Ülke zenginliğini kayıt dışı engelliyor
Abone olTürkiye'de kayıt dışı ekonominin en çarpıcı örneği milli gelirde yaşanıyor. İşadamı Aldo L.Kaslowski, zengin olduklarını ancak kayıt dışının buna engel olduğunu söyledi.
TÜSİAD International Başkanı Aldo L.Kaslowski, Doğrudan yabancı
sermayenin Türkiye'ye gelmesi için, ''kayıtdışı ekonomi'' ile büyük
bir özveriyle mücadele edilmesi gerektiğini söyledi. İstihdamın
'yatırımla' artacağını vurgulayan Kaslowski, bunun için de,
''kayıtdışıyla mücadele yanında, doğru yatırım teşvik politikası''
gibi yatırımın önündeki konuların halledilmesi gerektiğini
vurguladı. Kaslowski, vergi, büyüme ve istihdam konusundaki
sorularını yanıtladı. Arzu edilen refah düzeyi tabanı
genişlemedikçe, özellikle doğrudan yabancı yatırım olanaklarının
gerçekleştirilmesinin zor olduğuna dikkati çeken Kaslowski, refah
düzeyi tabanının genişletilmesi gerektiğini bildirdi.

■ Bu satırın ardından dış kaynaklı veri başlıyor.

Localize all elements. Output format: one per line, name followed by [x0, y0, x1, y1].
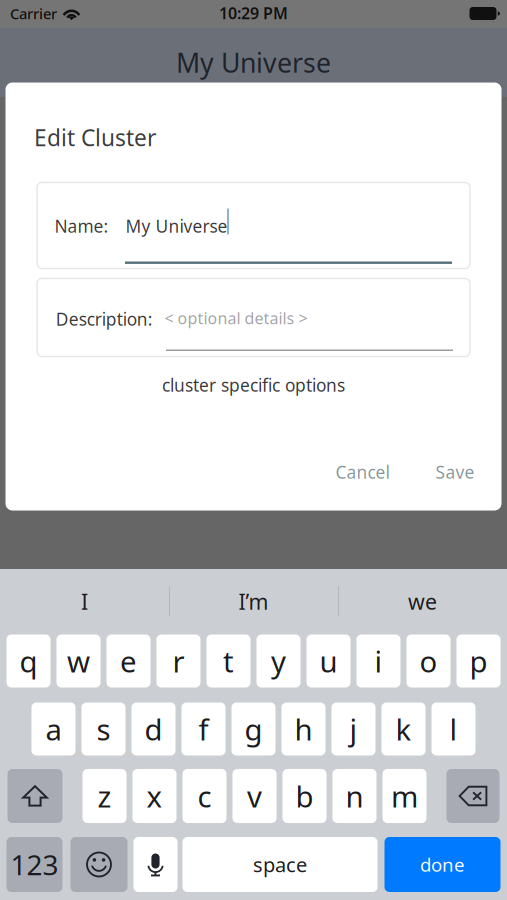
staticText: space [253, 851, 307, 878]
staticText: < optional details > [164, 308, 308, 329]
button[interactable]: done [384, 837, 500, 892]
staticText: x [146, 776, 162, 816]
button[interactable]: z [82, 769, 126, 823]
button[interactable]: Save [424, 448, 486, 496]
staticText: Save [436, 460, 474, 484]
staticText: a [46, 710, 62, 748]
staticText: My Universe [176, 45, 331, 80]
staticText: n [346, 776, 364, 816]
staticText: p [470, 642, 488, 680]
button[interactable]: Emoji [70, 837, 128, 892]
button[interactable]: b [282, 769, 326, 823]
button[interactable]: i [356, 634, 400, 688]
staticText: u [320, 642, 338, 680]
button[interactable]: s [82, 702, 126, 756]
button[interactable]: Cancel [324, 448, 402, 496]
staticText: Cancel [336, 460, 390, 484]
staticText: Carrier [10, 4, 57, 23]
staticText: k [396, 710, 412, 748]
staticText: My Universe [125, 214, 227, 238]
button[interactable]: c [182, 769, 226, 823]
button[interactable]: o [406, 634, 450, 688]
staticText: Description: [56, 308, 153, 330]
staticText: y [271, 642, 286, 680]
staticText: j [350, 710, 358, 748]
staticText: r [172, 642, 184, 680]
staticText: h [294, 710, 312, 748]
button[interactable]: Shift [8, 769, 62, 823]
staticText: done [420, 852, 465, 877]
button[interactable]: h [282, 702, 326, 756]
button[interactable]: Delete [446, 769, 500, 823]
button[interactable]: d [132, 702, 176, 756]
staticText: I’m [238, 587, 268, 616]
staticText: o [420, 642, 438, 680]
button[interactable]: k [382, 702, 426, 756]
button[interactable]: space [182, 837, 378, 892]
button[interactable]: f [182, 702, 226, 756]
button[interactable]: g [232, 702, 276, 756]
staticText: 10:29 PM [219, 2, 288, 24]
button[interactable]: a [32, 702, 76, 756]
button[interactable]: u [306, 634, 350, 688]
staticText: s [96, 710, 110, 748]
button[interactable]: n [332, 769, 376, 823]
button[interactable]: j [332, 702, 376, 756]
staticText: c [198, 776, 212, 816]
staticText: Name: [54, 214, 108, 238]
button[interactable]: 123 [6, 837, 62, 892]
staticText: Edit Cluster [34, 122, 156, 153]
staticText: we [408, 587, 437, 616]
staticText: b [296, 776, 314, 816]
button[interactable]: q [6, 634, 50, 688]
button[interactable]: x [132, 769, 176, 823]
staticText: g [244, 710, 262, 748]
button[interactable]: w [56, 634, 100, 688]
staticText: f [198, 710, 208, 748]
button[interactable]: r [156, 634, 200, 688]
button[interactable]: y [256, 634, 300, 688]
staticText: z [98, 776, 112, 816]
button[interactable]: Dictation [134, 837, 178, 892]
staticText: q [20, 642, 38, 680]
staticText: l [450, 710, 458, 748]
staticText: cluster specific options [162, 374, 345, 396]
button[interactable]: p [456, 634, 500, 688]
staticText: v [247, 776, 262, 816]
staticText: m [391, 776, 418, 816]
staticText: e [120, 642, 137, 680]
staticText: 123 [10, 846, 58, 883]
staticText: I [81, 587, 88, 616]
button[interactable]: l [432, 702, 476, 756]
button[interactable]: v [232, 769, 276, 823]
button[interactable]: m [382, 769, 426, 823]
staticText: i [374, 642, 382, 680]
staticText: d [144, 710, 162, 748]
staticText: t [223, 642, 234, 680]
button[interactable]: e [106, 634, 150, 688]
staticText: w [67, 642, 90, 680]
button[interactable]: t [206, 634, 250, 688]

Türkiye'nin
zengin bir ülke olduğunu, ancak kayıtdışılık nedeniyle bunu
uluslararası alanda tam olarak gösteremediğini vurgulayan
Kaslowski, şöyle devam etti: ''Belki zenginiz fakat kayıtdışı
ekonomimizden ötürü bunu tam olarak ispatlayamıyoruz. Ayrıca bu
zenginliği, uluslarası kredi alabilmek için teminat olarak
gösteremiyoruz. Doğrudan yabancı sermayenin Türkiye'ye gelmesi
için, kayıtdışı ekonomi ile büyük bir özveriyle mücadele edilmesi
gerekiyor. Bu haksız rekabete şu ana kadar hiç birşey yapılmadı.''
SEKTÖR BAZINDA TEŞVİK POLİTİKASI... Bu arada Türkiye'ye daha çok
doğrudan yatırım çekebilmek için, Avrupa Birliği (AB) benzeri bir
teşvik politikasının uygulanması gerektiğini ifade eden Kaslowski,
bu teşvik politikası konusunda şunları söyledi: ''AB'de olduğu
gibi, sektör bazında teşvik gören organize sanayi bölgelerinin
tespiti gerekmektedir. Kişi başına geliri 1.500 doların altında
olan geri kalmış bölgeler parametresi, yatırımcı için geçerli
değildir. Yabancı yatırımcı, yeri, yani Lojistiği doğru bir yatırım
bölgesi, düşük maliyet ve bürokraside sürdürülebilinir bir istikrar
istiyor.'' TÜRKİYE, İTALYAN YATIRIMCILARIN GÖZDESİ... Şu anda
Türkiye'ye yeni giren somut yatırım örneklerinin bulunmadığının
altını da çizen Kaslowski, bunun için vaktin biraz erken olduğunu
bildirdi. Büyük İtalyan şirketlerinin Türkiye ile yakından
ilgilenmeye başladıklarını vurgulayan Kaslowski, şunları kaydetti:
''Kesin olarak bildiğim bir konu var ki o da, İtalyan yatırımcılar
dünyada bazı stratejik ülkeler ile çok yakından ciddi şekilde
ilgileniyor. Bu ülkeler, Rusya, Çin, Hindistan, Brezilya ve
Türkiye. Türkiye, bunlar arasında belki en ufak pazara sahip olan
ülke konumunda, ancak Avrupa'ya en yakın bir pazar olmasından ötürü
Türkiye'yi çok cazip görüyorlar.'' ''VERGİ TABANI, ADİL VE BÖLGESEL
YAYILMALI'' Kaslowski ayrıca, Türkiye'de vergi tabanı 'adil ve
bölgesel' olarak yayılmadığı sürece, devletin, vergi kaynağından
mahrum kalmaya devam edeceğini söyledi. Adil bir vergilemenin,
yatırımların, dolasıyla büyüme ve istihdam artışı açısından önemli
olduğunun altını çizen Kaslowski, adil bir vergileme olmaması
halinde, beklenen büyüme ve istihdamın aksayacağını kaydetti.